I personally think the blockchain deserves to be recognized on its own. It’s what gives bitcoin its immutable time-stamping capacity, allowing tricks like Julian Assange’s “proof of life” and it lets us forecast when each halving will occur.
It also encapsulates the principle of the “longest chain” – contested as it may be – and, when the community is divided over a contentious hard fork proposal, as it was until recently, it’s the blockchain that literally manifests that division. Still, core devs have a point: it’s not entirely accurate to describe the blockchain, as many do, as the “technology underpinning bitcoin.”
Things got confusing when Wall Street banks got interested in distributed ledgers.
They used the phrase “blockchain without bitcoin,” which misleadingly suggested that blockchains were not only important but more important than cryptocurrencies – even though, without the latter, it was impossible to have the groundbreaking permissionless, fully censorship-resistant, record of transactions that bitcoin introduced.
This new usage had a purpose, of course. It allowed the newcomers in suits to strip the technology of its most disruptive characteristic – the fact that no one could control it – and impose their own control over it.
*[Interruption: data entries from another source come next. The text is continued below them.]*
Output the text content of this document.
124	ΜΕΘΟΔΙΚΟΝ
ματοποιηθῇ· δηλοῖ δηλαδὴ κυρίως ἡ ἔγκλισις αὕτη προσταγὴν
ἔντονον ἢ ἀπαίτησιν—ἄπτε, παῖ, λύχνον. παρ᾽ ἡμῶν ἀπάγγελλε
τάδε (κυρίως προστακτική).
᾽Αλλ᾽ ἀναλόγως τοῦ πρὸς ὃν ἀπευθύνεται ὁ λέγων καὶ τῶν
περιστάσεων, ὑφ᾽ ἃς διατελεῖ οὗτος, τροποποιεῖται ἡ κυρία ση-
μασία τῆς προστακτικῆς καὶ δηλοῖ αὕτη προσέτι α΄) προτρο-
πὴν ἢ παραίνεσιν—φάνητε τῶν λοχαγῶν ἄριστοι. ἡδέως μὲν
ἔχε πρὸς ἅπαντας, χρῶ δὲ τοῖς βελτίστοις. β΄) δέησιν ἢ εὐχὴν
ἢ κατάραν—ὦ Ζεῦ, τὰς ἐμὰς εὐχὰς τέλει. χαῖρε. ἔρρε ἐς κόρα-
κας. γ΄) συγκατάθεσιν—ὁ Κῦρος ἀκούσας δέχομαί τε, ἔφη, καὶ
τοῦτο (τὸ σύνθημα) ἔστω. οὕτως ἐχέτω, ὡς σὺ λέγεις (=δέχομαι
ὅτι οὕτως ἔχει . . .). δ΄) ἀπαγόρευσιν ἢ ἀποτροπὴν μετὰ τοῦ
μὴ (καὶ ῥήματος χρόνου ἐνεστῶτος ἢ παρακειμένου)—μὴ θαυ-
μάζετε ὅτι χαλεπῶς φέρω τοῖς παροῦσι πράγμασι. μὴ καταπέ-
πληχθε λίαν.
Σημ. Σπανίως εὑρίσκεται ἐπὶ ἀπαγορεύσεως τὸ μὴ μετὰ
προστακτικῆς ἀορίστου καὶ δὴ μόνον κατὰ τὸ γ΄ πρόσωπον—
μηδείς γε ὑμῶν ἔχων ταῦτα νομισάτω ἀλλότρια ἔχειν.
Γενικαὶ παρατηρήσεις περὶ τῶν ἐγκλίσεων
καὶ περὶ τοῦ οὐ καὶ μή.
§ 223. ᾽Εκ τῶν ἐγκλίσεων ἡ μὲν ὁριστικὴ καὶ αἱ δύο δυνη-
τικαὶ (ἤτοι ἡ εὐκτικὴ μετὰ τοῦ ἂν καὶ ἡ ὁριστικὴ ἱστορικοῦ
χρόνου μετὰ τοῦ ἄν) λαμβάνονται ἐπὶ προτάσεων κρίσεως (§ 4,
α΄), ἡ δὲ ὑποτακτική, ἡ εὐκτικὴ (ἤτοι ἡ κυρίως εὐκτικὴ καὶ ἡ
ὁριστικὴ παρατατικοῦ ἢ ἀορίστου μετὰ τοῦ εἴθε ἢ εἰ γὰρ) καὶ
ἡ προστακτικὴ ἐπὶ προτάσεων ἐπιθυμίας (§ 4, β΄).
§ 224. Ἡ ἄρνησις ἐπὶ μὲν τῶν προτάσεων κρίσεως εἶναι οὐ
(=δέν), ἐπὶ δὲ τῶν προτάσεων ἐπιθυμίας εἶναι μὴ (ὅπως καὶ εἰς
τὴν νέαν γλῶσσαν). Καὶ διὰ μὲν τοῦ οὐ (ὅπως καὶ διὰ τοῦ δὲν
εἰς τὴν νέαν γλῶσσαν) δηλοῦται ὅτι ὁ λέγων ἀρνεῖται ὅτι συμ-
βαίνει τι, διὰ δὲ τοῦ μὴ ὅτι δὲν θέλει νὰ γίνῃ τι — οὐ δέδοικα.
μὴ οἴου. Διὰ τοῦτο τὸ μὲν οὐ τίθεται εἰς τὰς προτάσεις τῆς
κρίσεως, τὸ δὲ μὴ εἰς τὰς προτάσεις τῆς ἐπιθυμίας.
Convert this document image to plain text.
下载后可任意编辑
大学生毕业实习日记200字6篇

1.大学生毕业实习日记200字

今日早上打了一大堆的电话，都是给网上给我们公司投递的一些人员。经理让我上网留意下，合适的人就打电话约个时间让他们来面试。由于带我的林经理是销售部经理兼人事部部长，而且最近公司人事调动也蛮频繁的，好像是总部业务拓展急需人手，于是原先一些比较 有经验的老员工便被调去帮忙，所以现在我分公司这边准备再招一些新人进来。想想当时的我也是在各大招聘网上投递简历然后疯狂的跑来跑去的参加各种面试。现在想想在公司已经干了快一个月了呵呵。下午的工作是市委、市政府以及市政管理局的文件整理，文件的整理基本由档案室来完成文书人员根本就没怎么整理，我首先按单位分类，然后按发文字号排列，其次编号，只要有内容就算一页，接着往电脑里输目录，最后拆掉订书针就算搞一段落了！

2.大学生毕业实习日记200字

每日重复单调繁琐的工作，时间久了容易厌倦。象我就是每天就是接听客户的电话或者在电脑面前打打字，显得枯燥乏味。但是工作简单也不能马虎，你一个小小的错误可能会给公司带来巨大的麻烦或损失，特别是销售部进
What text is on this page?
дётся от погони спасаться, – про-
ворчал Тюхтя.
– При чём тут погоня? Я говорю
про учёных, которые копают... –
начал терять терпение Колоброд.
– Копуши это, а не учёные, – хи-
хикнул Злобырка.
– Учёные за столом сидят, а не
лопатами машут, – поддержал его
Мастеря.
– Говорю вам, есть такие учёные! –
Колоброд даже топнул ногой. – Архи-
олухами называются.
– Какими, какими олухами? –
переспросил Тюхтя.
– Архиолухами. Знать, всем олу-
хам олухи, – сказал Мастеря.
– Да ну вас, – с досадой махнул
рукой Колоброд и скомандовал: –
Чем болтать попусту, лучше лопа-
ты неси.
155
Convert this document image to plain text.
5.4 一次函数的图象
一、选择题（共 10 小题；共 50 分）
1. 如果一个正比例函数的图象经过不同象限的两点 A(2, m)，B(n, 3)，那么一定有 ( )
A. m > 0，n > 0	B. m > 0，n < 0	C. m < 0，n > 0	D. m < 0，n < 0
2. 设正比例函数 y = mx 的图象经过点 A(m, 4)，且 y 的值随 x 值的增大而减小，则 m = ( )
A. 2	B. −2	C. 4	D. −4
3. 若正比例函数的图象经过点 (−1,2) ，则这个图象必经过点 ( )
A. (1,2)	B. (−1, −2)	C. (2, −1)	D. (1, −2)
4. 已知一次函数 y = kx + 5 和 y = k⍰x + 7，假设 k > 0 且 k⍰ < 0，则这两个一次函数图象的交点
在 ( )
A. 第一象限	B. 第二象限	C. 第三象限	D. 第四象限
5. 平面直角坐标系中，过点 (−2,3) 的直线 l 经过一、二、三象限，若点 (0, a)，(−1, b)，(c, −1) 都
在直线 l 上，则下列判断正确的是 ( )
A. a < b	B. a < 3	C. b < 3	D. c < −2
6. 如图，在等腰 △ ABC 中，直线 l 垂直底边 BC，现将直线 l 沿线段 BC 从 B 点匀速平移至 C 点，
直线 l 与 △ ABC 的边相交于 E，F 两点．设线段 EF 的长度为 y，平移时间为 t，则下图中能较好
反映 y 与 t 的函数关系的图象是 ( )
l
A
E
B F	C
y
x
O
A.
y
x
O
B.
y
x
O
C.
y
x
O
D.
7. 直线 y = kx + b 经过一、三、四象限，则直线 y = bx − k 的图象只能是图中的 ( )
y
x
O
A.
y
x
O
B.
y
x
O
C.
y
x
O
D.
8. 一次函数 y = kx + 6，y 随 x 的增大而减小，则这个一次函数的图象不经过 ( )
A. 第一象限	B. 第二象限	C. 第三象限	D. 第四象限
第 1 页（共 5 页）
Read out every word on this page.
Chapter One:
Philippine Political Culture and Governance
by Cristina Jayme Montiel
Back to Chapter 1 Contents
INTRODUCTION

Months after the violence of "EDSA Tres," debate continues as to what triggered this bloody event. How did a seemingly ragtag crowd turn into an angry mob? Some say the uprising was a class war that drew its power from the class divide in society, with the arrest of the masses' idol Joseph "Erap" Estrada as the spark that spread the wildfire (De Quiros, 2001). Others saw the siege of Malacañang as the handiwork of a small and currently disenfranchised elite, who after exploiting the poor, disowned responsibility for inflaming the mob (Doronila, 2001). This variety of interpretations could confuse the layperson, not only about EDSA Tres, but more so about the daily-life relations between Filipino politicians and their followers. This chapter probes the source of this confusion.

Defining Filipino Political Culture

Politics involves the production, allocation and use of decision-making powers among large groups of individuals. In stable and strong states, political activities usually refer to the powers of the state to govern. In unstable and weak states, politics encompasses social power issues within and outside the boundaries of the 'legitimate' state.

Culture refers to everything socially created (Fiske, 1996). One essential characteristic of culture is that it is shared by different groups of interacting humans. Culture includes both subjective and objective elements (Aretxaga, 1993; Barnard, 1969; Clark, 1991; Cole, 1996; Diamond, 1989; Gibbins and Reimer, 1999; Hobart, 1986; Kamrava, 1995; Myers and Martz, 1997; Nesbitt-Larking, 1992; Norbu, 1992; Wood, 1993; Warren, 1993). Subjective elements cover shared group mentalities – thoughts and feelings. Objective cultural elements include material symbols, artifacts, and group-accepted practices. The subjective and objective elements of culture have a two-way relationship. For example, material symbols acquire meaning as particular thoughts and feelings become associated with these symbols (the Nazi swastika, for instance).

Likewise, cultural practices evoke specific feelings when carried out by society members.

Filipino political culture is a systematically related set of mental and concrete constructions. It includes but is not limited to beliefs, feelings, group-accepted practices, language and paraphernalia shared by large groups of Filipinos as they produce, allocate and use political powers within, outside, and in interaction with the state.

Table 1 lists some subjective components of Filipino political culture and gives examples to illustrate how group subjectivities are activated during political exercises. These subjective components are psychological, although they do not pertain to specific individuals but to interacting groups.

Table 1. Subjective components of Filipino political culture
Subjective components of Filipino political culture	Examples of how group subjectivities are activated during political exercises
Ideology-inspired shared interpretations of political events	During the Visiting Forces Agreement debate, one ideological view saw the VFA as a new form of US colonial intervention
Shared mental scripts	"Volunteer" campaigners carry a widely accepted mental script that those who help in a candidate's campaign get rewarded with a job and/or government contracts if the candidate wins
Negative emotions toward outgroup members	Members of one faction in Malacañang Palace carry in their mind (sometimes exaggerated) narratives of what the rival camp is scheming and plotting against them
It was a subtle but powerful act of appropriation.
What to do about it
Should we care about this? Well, yes, and no.
As anyone with teenagers knows, language, especially English, is always evolving. And it needs to. Language imposes rules on social interaction. It constrains what we can and can’t do with expression. This helps us make sense of each other, but if the rules are overly inflexible, they limit our imagination and our capacity for innovation.
There is a cultural zeitgeist underway in the “blockchain space,” a Cambrian explosion of ideas. We can do our part to try to steer the evolution of the language associated with that, but preventing change and new forms of expression is as difficult as stopping biological evolution.
What we must demand is awareness of why we use the words we use and why others choose theirs. (I’ll begrudgingly accept “blockchain” as an uncountable noun if others will understand why my co-author Paul Vigna and I put “The Blockchain” into the title of our new book to acknowledge the technology’s bitcoin-rooted history.)
With awareness hopefully comes consistency of usage. That’s vital if we are to develop this technology and its applications. We need precision in communication if we are to come together and collaborate on the same ideas.
If we are at least thinking, reading and educating ourselves about such matters, we can be more accepting of the fluidity of word usages. That way, we avoid the harmful, confining effects of political correctness for blockchain. (See what I just did there.)
I only have one demand: don’t, whatever you do, start using “blockchain” as a verb.